Different Attribution Models Explained

This article is a reproduction of the types of attribution featured in the Econsultancy whitepaper “State of Marketing Attribution in Asia Pacific”.

You can download the full study here.

As the diversity of channels, devices and touchpoints has increased over the last few years, the challenge of attribution has become more complex. Along with this diversity has come the era of big data, allowing a level of customer journey analytics not previously seen. The application of big data into attribution models has developed the range of methods used by companies.

Despite this, Figure 10 shows that first touch or click, which many would class as a basic form of attribution, remains the most commonly-used model beyond last-click according to both companies and agency respondents (47% and 50% respectively). Encouragingly, second to this is custom modelling, used by 39% of companies, and a higher 49% of agency clients.

Custom attribution modelling uses one or more standard models as the starting point, and then layers in other factors unique to a business to produce a custom model. Though complex to set up and monitor, the method produces the most relevant model for every business, ultimately increasing accuracy.

The 26% higher use of custom modelling by the clients of agencies indicates the expertise of the latter when it comes to attribution technologies and methodologies. Concerns are regularly expressed about media agencies owning attribution, in that there is a danger of them ‘marking their own homework’. However, agencies certainly have the experience and internal skills to make the most of their clients’ big data, using more complex models than perhaps companies are able to in-house.

Even allocation (linear) attribution, where each touchpoint along a journey to purchase is given equal value, is the least-commonly used method, with just over a fifth (21%) of companies selecting it.

The increased accuracy of custom modelling is reflected in Figure 11, which clearly shows the augmented effectiveness of the method, with 41% of companies rating their custom attribution model as ‘very effective’, and a further 41% rating it as ‘somewhat effective’. In comparison, even allocation (linear) was rated as ‘very effective’ by none of those surveyed, and as ‘somewhat ineffective’ by more than a quarter (27%).

Agencies rate even allocation as slightly more effective than the client-side, with 71% rating the method as ‘somewhat’ or ‘very’ effective. However, custom modelling is again viewed as the most effective method, with almost half (49%) of agencies saying their clients rate it as ‘very effective’.

Survey respondents were asked in an open question if any attribution type or approach has proved particularly effective, producing a mix of opinions (box overleaf). Some are sticking with simple, click-based approaches, either because they are just starting out using attribution models, or because they don’t have the internal resources to progress to a more complex model.
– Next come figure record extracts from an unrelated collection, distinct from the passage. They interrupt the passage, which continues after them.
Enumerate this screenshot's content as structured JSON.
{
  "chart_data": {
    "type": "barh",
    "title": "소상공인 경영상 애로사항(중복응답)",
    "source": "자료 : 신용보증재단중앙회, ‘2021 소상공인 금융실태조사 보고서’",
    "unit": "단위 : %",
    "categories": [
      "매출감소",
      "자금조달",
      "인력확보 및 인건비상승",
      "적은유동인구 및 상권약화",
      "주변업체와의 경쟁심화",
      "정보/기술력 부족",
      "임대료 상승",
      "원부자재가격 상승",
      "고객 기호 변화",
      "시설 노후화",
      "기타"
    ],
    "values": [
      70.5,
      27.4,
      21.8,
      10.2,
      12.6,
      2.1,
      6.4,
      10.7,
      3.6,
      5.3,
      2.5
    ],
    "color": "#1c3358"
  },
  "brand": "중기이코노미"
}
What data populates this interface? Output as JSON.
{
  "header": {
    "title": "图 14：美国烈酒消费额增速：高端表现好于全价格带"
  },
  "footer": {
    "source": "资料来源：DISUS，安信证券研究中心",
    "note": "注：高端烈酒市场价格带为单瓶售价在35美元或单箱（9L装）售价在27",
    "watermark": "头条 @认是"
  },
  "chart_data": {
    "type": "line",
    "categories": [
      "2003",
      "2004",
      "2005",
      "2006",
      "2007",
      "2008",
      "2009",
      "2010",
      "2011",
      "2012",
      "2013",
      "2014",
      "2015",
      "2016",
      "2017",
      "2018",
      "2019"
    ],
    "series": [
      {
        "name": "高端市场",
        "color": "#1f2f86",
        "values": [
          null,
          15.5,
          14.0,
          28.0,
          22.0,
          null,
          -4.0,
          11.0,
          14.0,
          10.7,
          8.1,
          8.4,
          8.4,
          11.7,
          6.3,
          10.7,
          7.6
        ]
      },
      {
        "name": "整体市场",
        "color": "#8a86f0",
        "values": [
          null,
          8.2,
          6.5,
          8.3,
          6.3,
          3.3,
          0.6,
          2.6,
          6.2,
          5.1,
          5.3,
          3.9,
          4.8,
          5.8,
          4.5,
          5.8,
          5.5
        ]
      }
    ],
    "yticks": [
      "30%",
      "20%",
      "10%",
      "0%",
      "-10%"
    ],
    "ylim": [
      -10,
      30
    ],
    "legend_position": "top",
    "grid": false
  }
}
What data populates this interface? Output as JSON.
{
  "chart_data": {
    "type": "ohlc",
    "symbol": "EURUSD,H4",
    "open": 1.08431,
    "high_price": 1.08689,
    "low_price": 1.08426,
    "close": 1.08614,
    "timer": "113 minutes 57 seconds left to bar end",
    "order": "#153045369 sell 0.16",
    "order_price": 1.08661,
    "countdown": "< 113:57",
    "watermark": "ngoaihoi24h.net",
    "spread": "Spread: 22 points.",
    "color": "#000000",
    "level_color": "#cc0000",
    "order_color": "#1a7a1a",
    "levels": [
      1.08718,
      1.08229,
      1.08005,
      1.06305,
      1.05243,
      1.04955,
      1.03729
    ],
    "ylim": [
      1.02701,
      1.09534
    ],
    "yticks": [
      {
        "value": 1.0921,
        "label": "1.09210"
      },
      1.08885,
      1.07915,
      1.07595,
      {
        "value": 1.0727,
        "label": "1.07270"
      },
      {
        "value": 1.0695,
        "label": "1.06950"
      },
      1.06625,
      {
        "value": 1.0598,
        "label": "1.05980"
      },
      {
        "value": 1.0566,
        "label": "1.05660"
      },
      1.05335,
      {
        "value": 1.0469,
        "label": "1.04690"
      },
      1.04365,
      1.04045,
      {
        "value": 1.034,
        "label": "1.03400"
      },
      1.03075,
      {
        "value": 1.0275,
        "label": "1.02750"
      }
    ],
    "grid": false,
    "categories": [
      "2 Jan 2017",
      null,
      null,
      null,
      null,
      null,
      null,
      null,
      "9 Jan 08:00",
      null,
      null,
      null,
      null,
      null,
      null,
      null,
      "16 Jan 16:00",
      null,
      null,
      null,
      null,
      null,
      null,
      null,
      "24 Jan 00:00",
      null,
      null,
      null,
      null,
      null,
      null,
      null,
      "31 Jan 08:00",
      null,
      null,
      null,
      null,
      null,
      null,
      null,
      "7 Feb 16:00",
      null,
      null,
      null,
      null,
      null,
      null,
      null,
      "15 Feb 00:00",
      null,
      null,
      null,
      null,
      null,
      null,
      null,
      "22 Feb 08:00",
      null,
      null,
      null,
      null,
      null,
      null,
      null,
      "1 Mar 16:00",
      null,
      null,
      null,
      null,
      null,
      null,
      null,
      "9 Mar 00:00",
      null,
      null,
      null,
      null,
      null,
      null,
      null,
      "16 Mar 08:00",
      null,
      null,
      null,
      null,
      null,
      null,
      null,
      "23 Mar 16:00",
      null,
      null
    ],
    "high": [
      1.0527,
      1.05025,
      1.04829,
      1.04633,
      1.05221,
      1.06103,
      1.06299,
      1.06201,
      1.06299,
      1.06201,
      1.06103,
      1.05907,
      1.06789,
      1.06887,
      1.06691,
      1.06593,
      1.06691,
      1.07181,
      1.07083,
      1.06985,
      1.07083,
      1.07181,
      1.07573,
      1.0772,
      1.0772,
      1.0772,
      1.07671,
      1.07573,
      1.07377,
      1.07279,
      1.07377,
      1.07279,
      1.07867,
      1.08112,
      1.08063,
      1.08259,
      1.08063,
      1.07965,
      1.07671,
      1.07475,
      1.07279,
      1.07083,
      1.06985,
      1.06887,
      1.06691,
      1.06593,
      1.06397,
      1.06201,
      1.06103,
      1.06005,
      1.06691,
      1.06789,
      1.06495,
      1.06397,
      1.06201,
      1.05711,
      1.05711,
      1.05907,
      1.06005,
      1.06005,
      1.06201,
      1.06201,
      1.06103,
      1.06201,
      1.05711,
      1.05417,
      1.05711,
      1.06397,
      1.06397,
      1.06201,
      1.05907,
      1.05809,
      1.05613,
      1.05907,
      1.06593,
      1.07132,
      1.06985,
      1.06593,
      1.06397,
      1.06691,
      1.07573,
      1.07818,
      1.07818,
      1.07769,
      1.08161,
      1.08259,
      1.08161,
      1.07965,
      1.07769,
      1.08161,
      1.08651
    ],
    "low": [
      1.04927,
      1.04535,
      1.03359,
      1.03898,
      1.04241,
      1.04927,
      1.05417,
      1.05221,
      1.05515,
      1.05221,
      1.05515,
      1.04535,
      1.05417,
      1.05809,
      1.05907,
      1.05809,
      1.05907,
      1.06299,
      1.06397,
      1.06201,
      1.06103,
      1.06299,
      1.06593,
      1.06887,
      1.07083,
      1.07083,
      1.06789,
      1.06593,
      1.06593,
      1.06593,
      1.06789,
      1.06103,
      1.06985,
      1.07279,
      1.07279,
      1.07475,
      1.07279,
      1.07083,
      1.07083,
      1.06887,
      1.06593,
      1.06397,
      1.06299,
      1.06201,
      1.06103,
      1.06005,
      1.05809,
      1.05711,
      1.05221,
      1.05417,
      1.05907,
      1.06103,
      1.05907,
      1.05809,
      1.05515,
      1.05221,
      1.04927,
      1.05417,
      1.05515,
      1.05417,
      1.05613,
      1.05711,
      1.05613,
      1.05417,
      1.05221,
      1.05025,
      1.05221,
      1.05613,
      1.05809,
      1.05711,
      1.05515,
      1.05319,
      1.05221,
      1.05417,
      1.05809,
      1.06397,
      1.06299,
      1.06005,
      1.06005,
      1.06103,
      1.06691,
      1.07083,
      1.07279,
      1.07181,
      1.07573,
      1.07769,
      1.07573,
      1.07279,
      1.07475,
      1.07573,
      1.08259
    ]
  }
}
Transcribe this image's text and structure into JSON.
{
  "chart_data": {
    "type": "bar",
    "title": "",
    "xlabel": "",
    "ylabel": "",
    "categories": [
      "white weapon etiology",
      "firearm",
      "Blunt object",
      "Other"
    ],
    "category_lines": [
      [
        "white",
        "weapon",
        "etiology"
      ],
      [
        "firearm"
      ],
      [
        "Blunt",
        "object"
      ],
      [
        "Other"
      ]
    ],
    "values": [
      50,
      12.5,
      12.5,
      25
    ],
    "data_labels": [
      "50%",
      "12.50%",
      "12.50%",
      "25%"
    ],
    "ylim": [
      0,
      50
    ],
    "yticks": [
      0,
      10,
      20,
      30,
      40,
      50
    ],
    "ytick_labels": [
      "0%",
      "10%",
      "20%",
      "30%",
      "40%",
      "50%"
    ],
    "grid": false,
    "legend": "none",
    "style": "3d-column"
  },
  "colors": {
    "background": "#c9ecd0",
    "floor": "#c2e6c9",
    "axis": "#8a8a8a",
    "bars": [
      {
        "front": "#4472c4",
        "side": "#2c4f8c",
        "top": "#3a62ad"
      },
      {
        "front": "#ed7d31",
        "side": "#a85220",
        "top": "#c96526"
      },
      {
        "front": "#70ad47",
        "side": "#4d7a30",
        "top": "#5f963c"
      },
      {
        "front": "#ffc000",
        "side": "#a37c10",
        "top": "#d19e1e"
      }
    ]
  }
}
Others were evidently further ahead with their attribution modelling, using custom modelling to optimise marketing budgets across both publishers and channels.

The complexity of attribution modelling is reflected in Figure 13, which shows that 64% of respondents agree that a perfect attribution model is impossible to achieve. The attribution trends briefing based on this year’s Digital Cream event1 discussed the reputation that attribution has gained as being ‘divorced from reality’, stating:

“Sometimes there is scepticism about the amount of arbitrary rules in place, which means that errors can be introduced into the modelling. It’s often seen as just one version of the truth within companies; the definitive view of the world. However, it’s a mistake for companies to try to build the perfect model as ‘perfect is the enemy of good’.”

The vast majority of experts believe that attribution is not a perfect science and it can’t solve every question a marketer has about their campaign mix. However, they do help marketers to evaluate the influence of different channels on each other, and the comparative impact of each on conversion rates.